We are all aware of the 12 PCI DSS security standards that any entity involved in accepting, transmitting, or storing cardholder data must adhere to. Those standards were jointly developed by Visa, MasterCard, American Express, Discover, and JCB to provide security requirements to combat credit card fraud. While these standards absolutely provide a roadmap for organizations, they should not be confused with cardholder security. Here’s why.
For starters, an organization that is deemed PCI compliant has merely shown that they were compliant at a given date and time. It doesn’t mean that cardholder security is an on-going initiative for that organization. Secondly, some of the PCI DSS standards are a bit out of date. I’m only going to focus on the PCI DSS standards that are specific to contact centers and live-agent payment transactions.
The PCI DSS document, Protecting Telephone-based Payment Card Data was issued in March of 2011. PCI “Participating Organizations” vote each year for two community-driven initiatives, and for 2018 “Protecting Telephone-Based Payments” finally made the list. Many of these participants provide competing products, and it says a lot when a group of competitors come together to work on an initiative that they believe is in the best interest of organizations and consumers. Our approaches may differ, but the end goal is the same….data security.
Since the initial guidance provided in 2011, companies focused on call center technology have continued to innovate, taking telephone-based payment security measures into their own hands. IntraNext, along with our competitors, have invested in modern technology and developed new product platforms to aid organizations in securing cardholder data over and above the existing published PCI DSS standards.
The introduction of DTMF masking is an example of a technologic advancement that should be considered best practice, albeit not an “official” PCI DSS requirement.
Basically, numeric credit card details are entered by the customer via their telephone keypad while remaining on a call with an agent. The agent can see the progress (not the details) of the data entry, but there is no verbal exchange of the data. Have you ever provided your credit card information over the phone and wondered if anyone around you heard it? The power of DTMF masking in live-agent payment transactions is that the sensitive cardholder data is not seen, heard, nor recorded on an agent’s desktop.

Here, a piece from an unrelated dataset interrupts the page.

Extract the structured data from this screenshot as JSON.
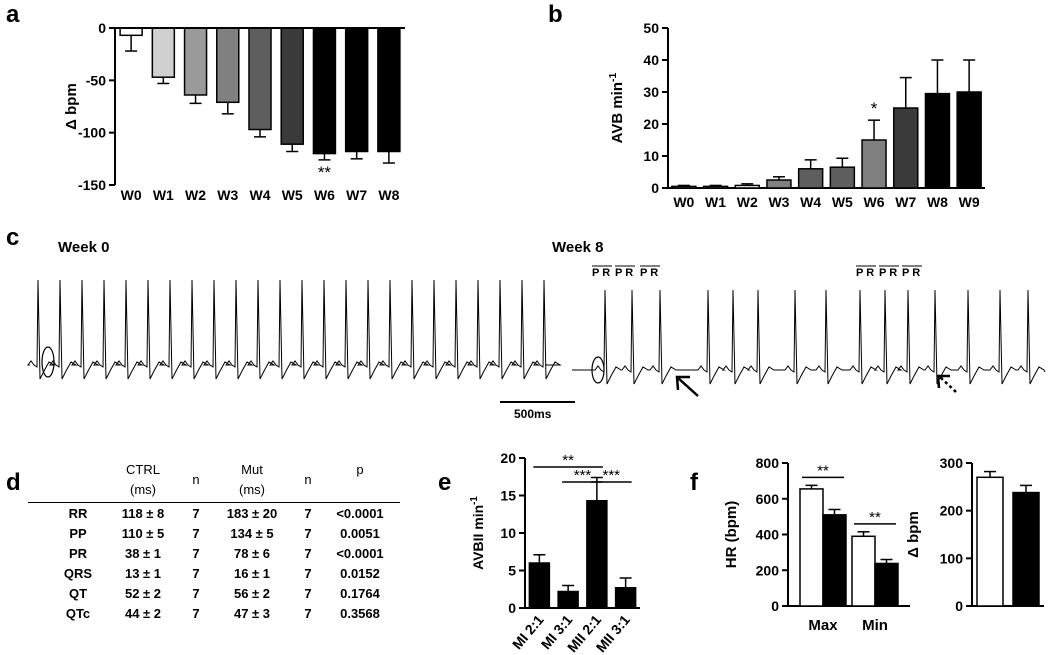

Quality monitoring systems are an important part of many call center operations. These recording systems can create challenges for companies to ensure they remain compliant with PCI DSS—purging recordings or initiating “pause and resume” operations are not efficient. By implementing DTMF masking, these challenges are virtually eliminated. If the data is neither seen nor heard during the conversation, call recordings can be captured in full.
Tokenization is another example of a technologic advancement that should be best practice. PCI DSS requires that cardholder data be eliminated, rendered useless, substituted, or secured. Eliminating cardholder data is not feasible for some organizations. How many of us have a card on file for recurring payments? Have you returned something you purchased online and the refund is directed to the card on file? Of course we have! Consumers like convenience. So how does an organization eliminate or render useless a card on file? Tokenization! Tokenization replaces cardholder data with a token that is useless outside of that organization and reduces the number of system components for which PCI DSS requirements apply.
The world of regulatory guidelines is about to get bigger. The General Data Protection Regulation (GDPR) goes into effect May 25, 2018. The GDPR has provisions designed to protect personal data including how data is stored, collected, and transferred. The GDPR applies to companies based in the European Union (EU) or have customers that are EU citizens. The Information Commissioner’s Office (ICO) has multiple resources regarding GDPR including the Guide to the General Data Protection Regulation. Both carry fines for non-compliance.
Compliance and data security are not easy initiatives to define or implement. Incorporating modern technological advancements above and beyond mere compliance can help your contact center achieve your data security and fraud prevention goals.